Vives inquiétudes chez IBM

Le moral est loin d'être à son meilleur à l'usine d'IBM à Bromont. Plusieurs médias étrangers ont récemment rapporté qu'une importante vague de coupures était à prévoir. Le chiffre de 13 000 postes à l'échelle mondiale a été avancé à plusieurs reprises.
Et localement, les rumeurs qui circulent présentement font état de coupures touchant quelque 200 postes à Bromont. Apparemment baptisé le Projet Apollo, ce «rééquilibrage des effectifs» devait officiellement être mis en branle hier, selon ce qu'a rapporté le site internet Business Insider. Mais déjà, à la mi-février, le même média rapportait que 1200 postes avaient été supprimés au sein de l'entreprise en Europe et en Inde. Avec de telles annonces, les craintes des employés de Bromont sont plus que compréhensibles.
On se souviendra aussi que La Presse a rapporté au début du mois qu'IBM étudiait la possibilité de se départir de sa division spécialisée dans les semiconducteurs, une décision qui pourrait toucher directement l'usine de Bromont qui transforme justement des semiconducteurs.
La Voix de l'Est a tenté, hier, d'obtenir davantage d'informations au sujet de l'avenir de l'usine bromontoise et de ses employés, en questionnant la porte-parole de l'entreprise, Joanne Fortin. Pour toute réponse, celle-ci a fait parvenir par courriel à La Voix de l'Est ce qu'elle a qualifié de «position officielle» de l'entreprise. 

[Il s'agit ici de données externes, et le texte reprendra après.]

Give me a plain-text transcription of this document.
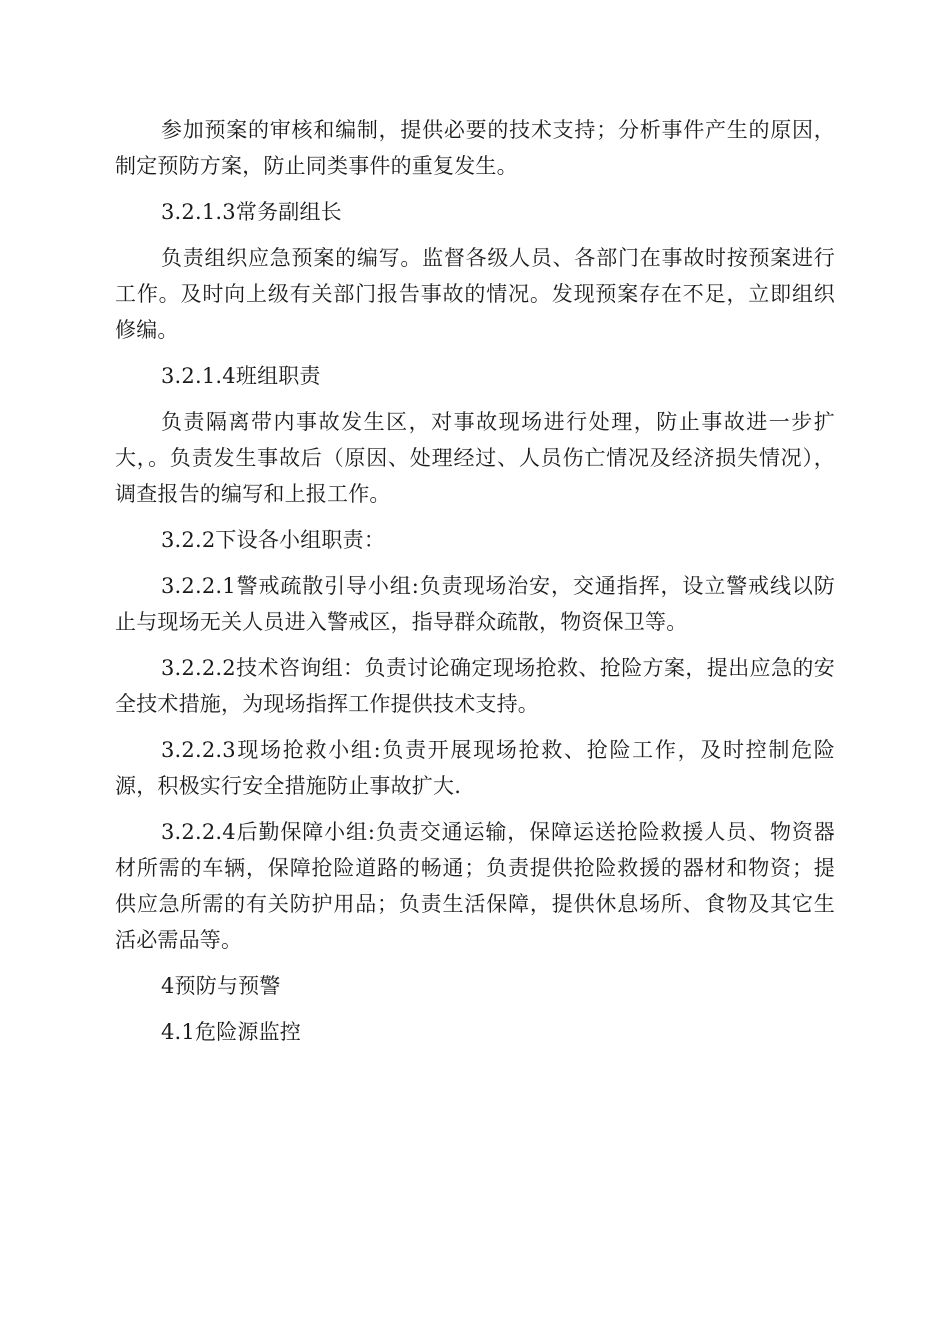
参加预案的审核和编制，提供必要的技术支持；分析事件产生的原因，制定预防方案，防止同类事件的重复发生。

3.2.1.3常务副组长

负责组织应急预案的编写。监督各级人员、各部门在事故时按预案进行工作。及时向上级有关部门报告事故的情况。发现预案存在不足，立即组织修编。

3.2.1.4班组职责

负责隔离带内事故发生区，对事故现场进行处理，防止事故进一步扩大，。负责发生事故后（原因、处理经过、人员伤亡情况及经济损失情况），调查报告的编写和上报工作。

3.2.2下设各小组职责：

3.2.2.1警戒疏散引导小组:负责现场治安，交通指挥，设立警戒线以防止与现场无关人员进入警戒区，指导群众疏散，物资保卫等。

3.2.2.2技术咨询组：负责讨论确定现场抢救、抢险方案，提出应急的安全技术措施，为现场指挥工作提供技术支持。

3.2.2.3现场抢救小组:负责开展现场抢救、抢险工作，及时控制危险源，积极实行安全措施防止事故扩大.

3.2.2.4后勤保障小组:负责交通运输，保障运送抢险救援人员、物资器材所需的车辆，保障抢险道路的畅通；负责提供抢险救援的器材和物资；提供应急所需的有关防护用品；负责生活保障，提供休息场所、食物及其它生活必需品等。

4预防与预警

4.1危险源监控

«Comme nous l'avons indiqué au cours de nos déclarations récentes sur nos résultats, IBM continue à rééquilibrer son effectif pour répondre aux besoins changeants de ses clients et à innover dans de nouveaux segments à valeur élevée de l'industrie informatique a-t-elle écrit. IBM se positionne donc comme leader dans des domaines tels que le nuage, l'analytique et l'informatique cognitive et investit dans ces secteurs prioritaires.